From comprehensive score and ranking Table 5 and clustering, 31 regions can be categorized into five clusters.

The first cluster includes Beijing and Shanghai. The respective comprehensive rankings of these two regions are 3rd and 7th, with Total Factor 10th and 9th, Productivity and Technology Factor 9th and 16th, Per capita Factor 1st and 2nd, but the respective rankings of Profitability Factor are 30th and 27th, which have an obvious gap with former factors. Therefore, it can be categorized as: upper-middle scale, medium productivity and technology, high per capita and low profitability.

The second cluster includes Jiangsu and Zhejiang. The respective comprehensive rankings of these two regions are 1st and 2nd, and Total Factor also 1st and 2nd. But the other three common factors all rank low. It can be concluded that Total Factor has a huge impact on comprehensive ranking. The scores of Total Factor are 3.38454 and 2.53706 respectively, and much higher than Shandong’ score of 1.143, which ranks 3rd. These two regions can be categorized as: large scale, medium-lower productivity and technology, medium-lower per capita and profitability.

Tianjin is a special region and can be categorized by itself. Its score of Total Factor ranks 15th, but Productivity and Technology Factor scores 3.00921 and ranks 1st, much higher than the 2nd ranking score of 1.79 of Qinghai; its score of Per capita Factor ranks 5th, but Profitability Factor 21st. The comprehensive ranking is 6th, which shows that Productivity and Technology Factor improves the comprehensive score a lot and the construction industry of Tianjin is developing towards high productivity and technology. It can be categorized as: middle scale, high productivity and technology, high per capita and medium-lower profitability.

The fourth cluster includes Inner Mongolia and Tibet, the comprehensive ranking of which are 16th and 22nd. The scores of Per capita Factor ranks 3rd and 4th, and Profitability Factor 1st and 2nd. But the score of Total Factor and Productivity and Technology Factor are ranking low.

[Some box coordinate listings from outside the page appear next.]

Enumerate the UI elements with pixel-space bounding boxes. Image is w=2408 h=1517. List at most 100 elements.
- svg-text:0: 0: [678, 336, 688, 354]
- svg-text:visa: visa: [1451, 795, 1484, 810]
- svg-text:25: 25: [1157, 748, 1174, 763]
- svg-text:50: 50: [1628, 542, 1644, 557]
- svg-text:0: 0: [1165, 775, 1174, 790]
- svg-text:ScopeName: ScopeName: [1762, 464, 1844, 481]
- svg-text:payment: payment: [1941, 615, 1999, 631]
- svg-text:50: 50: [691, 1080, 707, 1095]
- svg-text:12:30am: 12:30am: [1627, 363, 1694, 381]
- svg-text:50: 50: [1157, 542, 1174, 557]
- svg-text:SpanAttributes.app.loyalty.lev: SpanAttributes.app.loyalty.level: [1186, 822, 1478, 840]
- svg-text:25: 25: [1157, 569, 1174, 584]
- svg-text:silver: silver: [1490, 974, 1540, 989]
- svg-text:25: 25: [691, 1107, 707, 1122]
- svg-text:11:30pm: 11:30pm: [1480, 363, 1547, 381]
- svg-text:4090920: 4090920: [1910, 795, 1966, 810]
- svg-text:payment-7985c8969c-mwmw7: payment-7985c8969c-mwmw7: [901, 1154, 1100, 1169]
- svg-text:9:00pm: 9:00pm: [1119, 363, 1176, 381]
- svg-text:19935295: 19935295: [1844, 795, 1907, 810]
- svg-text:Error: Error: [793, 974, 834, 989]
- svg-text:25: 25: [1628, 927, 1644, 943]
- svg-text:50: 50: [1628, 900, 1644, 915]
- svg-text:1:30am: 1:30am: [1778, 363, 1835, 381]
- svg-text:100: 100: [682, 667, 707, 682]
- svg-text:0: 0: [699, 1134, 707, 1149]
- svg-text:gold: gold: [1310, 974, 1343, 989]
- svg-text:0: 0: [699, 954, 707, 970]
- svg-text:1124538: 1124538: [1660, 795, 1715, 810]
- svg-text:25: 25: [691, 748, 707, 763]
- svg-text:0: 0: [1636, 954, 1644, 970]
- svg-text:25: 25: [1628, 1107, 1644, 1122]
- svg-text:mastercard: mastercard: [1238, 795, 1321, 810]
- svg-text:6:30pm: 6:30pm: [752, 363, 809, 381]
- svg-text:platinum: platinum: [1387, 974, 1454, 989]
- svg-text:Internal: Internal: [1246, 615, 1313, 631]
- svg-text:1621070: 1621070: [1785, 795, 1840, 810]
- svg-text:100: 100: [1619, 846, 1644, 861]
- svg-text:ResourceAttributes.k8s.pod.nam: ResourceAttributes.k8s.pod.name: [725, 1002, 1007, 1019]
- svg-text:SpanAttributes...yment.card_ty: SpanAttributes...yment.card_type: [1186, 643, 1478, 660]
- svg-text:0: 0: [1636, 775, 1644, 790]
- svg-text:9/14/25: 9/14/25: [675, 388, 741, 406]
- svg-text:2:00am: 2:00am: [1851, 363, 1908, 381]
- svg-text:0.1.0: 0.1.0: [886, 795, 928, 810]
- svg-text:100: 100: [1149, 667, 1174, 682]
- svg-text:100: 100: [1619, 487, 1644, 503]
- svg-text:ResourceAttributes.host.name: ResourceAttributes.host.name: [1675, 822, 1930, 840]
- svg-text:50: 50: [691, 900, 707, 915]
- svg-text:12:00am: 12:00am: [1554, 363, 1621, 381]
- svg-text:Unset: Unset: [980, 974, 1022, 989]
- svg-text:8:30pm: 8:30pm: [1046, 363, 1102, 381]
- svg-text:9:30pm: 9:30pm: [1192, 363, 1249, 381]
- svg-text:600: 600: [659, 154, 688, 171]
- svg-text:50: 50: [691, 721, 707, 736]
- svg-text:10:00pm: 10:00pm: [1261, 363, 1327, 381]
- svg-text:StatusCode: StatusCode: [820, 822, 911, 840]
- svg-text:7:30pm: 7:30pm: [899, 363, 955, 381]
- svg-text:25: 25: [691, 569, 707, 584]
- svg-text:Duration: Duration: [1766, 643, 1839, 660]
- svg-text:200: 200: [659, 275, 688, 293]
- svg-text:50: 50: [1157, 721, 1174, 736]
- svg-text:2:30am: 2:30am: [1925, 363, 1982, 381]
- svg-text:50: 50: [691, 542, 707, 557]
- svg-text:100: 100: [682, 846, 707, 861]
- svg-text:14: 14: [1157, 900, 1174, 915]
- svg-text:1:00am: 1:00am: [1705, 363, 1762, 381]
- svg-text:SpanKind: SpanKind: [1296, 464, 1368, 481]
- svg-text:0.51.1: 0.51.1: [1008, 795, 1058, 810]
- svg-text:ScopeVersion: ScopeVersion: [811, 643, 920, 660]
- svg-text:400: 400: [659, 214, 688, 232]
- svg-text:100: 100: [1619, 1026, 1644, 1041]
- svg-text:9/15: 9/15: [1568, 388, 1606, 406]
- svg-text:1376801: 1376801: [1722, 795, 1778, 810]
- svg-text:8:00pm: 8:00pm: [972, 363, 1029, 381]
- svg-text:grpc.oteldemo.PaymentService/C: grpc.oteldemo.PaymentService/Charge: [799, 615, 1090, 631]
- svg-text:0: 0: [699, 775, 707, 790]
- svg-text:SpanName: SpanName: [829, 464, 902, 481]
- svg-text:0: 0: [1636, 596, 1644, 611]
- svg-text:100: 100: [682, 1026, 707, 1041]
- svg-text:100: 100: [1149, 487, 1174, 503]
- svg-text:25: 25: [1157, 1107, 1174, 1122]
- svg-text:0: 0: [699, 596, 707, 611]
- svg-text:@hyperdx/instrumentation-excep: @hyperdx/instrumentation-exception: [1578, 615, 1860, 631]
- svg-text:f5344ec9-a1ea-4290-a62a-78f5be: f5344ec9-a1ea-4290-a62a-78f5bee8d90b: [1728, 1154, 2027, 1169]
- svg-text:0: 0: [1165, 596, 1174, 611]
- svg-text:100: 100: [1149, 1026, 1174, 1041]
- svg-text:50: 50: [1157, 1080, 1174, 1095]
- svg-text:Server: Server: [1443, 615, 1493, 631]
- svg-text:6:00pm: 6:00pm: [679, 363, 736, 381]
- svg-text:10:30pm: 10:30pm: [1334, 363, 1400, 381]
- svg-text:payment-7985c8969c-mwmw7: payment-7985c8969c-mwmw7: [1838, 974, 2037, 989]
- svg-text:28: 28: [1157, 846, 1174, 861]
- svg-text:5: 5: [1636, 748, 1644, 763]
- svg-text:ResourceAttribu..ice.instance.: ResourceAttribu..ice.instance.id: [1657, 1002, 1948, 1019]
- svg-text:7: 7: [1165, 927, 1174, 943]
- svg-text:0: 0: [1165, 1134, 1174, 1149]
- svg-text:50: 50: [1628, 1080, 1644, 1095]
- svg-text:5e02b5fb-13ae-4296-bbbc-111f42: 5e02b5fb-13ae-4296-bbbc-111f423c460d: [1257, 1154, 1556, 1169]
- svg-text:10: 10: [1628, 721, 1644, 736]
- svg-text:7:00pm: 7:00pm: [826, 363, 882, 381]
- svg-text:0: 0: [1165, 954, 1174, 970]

It indicates that the construction industry of Inner Mongolia and Tibet is small-scale, low-productive and low-technological, but due to their small population both of the per capita level and profitability are high. It can be categorized as: small scale, low productivity and technology, high per capita and profitability.

The fifth cluster includes the rest 24 regions. The comprehensive scores of these 24 regions span from 0.58307(Shandong) to −0.87562 (Hainan), and they represent the basic development situation of China’s construction industry. The score of each common factor in these regions is not high, which shows that the overall development of China’s construction industry is not good and it is still in primary stage no matter from which point of view of the scale, productivity and technology, per capita or profitability. This cluster can be classified as: middle scale, medium productivity and technology, medium per capita and profitability.

7 Conclusion

The study constructs an index system, and then applies factor analysis and cluster analysis to conduct an empirical study on construction industry development of 31 regions in China by using SPSS 18.0. All regions are categorized into five clusters by four extracted factors: total factor, efficiency and technology factor, per capita factor and profitability factor. And the results show that significant differences exist in development level of construction industry among different regions. The purpose of the paper is to help policy-makers and industry practitioners find their own positions, and improve competitiveness.